A Line You Have Traced
Across more than a century, three women connected by a narrative persist beyond the brokenness of their worlds in A Line You Have Traced, Roisin Dunnett’s stunning speculative novel.
At the end of World War I, brilliant Bea assists her husband in building their London business—until a rapacious writer invades her married life. Generations later, Kay, a gig-and-gallery worker, frequents queer clubs with her glorious friends, pores over perhaps the last remaining copy of a novel about her great-grandfather, and falls for a science fiction-writing activist, O, who is piqued by her stories of time travelers. And in postapocalyptic London, Ess, a Network acolyte, connects to these past stories by chance.
The three timelines are joined, in part, by themes of upheaval. All living through troubled times, the women resist: Bea, fascism and relegation to “proper” women’s roles; Kay, the persecution of immigrants—and fears of her own irrelevance; and Ess the death keens of a world wherein the rich hoard resources and becoming a parent feels reckless. Bea scribbles revelations in a red notebook; reading them years later, Kay’s sense of reality grows thin. And Ess, archiver of the notebook and the novel, is pulled into a plot to shape past lives by scientists who believe that history is permeable, and that a person can travel through time if they have intimate access a “tiny piece of [its] thinness.”

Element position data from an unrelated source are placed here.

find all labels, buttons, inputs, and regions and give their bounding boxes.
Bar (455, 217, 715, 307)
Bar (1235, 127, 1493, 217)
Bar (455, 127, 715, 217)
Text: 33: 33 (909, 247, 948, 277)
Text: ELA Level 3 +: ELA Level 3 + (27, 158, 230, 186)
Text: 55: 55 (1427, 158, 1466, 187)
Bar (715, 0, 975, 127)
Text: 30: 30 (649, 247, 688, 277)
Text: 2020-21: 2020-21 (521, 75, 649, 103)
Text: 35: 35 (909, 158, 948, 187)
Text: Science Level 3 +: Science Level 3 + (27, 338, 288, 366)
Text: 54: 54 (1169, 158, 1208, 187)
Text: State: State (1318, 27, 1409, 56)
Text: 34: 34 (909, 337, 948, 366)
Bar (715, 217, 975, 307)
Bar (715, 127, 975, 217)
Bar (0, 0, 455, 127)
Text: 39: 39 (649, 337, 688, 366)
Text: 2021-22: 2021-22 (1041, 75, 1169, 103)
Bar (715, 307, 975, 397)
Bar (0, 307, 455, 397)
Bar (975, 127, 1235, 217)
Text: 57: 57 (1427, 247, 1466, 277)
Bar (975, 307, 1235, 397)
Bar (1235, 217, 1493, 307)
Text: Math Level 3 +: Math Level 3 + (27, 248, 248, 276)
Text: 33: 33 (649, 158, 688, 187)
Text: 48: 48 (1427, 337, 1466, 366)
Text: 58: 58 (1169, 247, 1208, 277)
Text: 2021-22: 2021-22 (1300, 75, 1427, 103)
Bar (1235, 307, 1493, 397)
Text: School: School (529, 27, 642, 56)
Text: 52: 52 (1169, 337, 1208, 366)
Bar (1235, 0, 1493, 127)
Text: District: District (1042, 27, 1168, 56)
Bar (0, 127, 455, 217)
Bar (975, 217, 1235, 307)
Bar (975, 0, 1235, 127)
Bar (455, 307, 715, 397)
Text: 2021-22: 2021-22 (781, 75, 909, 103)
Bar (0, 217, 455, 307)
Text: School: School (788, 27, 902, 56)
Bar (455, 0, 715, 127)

Its prose urgent, elegant, and alarming, A Line You Have Traced is a startling speculative novel that muses through the implications of action and inaction in the face of injustice. Its science is inextricable from its concepts of how repeated narratives bind people together, reaching across eons to shape futures and obscure elements of the past. Indeed, its women find strength in the stories they share, carrying the novel through to its magnificent, desperate ending.